Having outlined his strategy to Barack Obama during the election campaign, Mr Kildee has now been approached by the US government and a group of charities who want him to apply what he has learnt to the rest of the country.
Mr. Kildee said he will concentrate on 50 cities, identified in a recent study by the Brookings Institution, an influential Washington think-tank, as potentially needing to shrink substantially to cope with their declining fortunes.
Most are former industrial cities in the "rust belt" of America’s Mid-West and North East.

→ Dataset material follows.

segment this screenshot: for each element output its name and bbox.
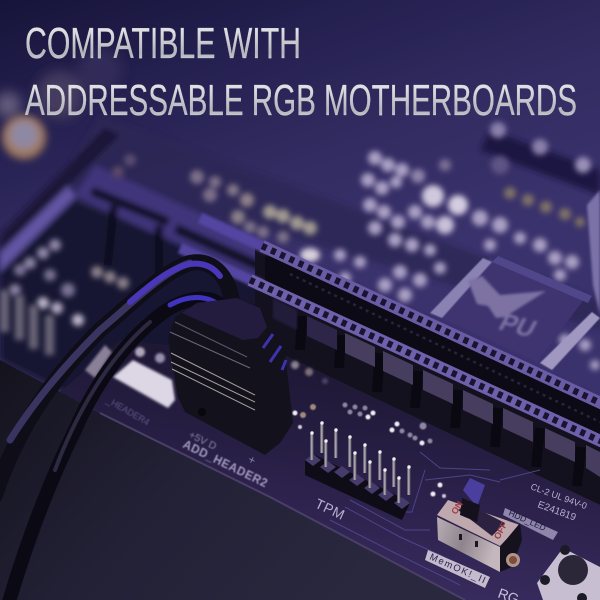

They include Detroit, Philadelphia, Pittsburgh, Baltimore and Memphis.
In Detroit, shattered by the woes of the US car industry, there are already plans to split it into a collection of small urban centres separated from each other by countryside.
"The real question is not whether these cities shrink – we’re all shrinking – but whether we let it happen in a destructive or sustainable way," said Mr Kildee. "Decline is a fact of life in Flint. Resisting it is like resisting gravity."
Karina Pallagst, director of the Shrinking Cities in a Global Perspective programme at the University of California, Berkeley, said there was "both a cultural and political taboo" about admitting decline in America.
"Places like Flint have hit rock bottom. They’re at the point where it’s better to start knocking a lot of buildings down," she said.
Flint, sixty miles north of Detroit, was the original home of General Motors. The car giant once employed 79,000 local people but that figure has shrunk to around 8,000.
Unemployment is now approaching 20 per cent and the total population has almost halved to 110,000.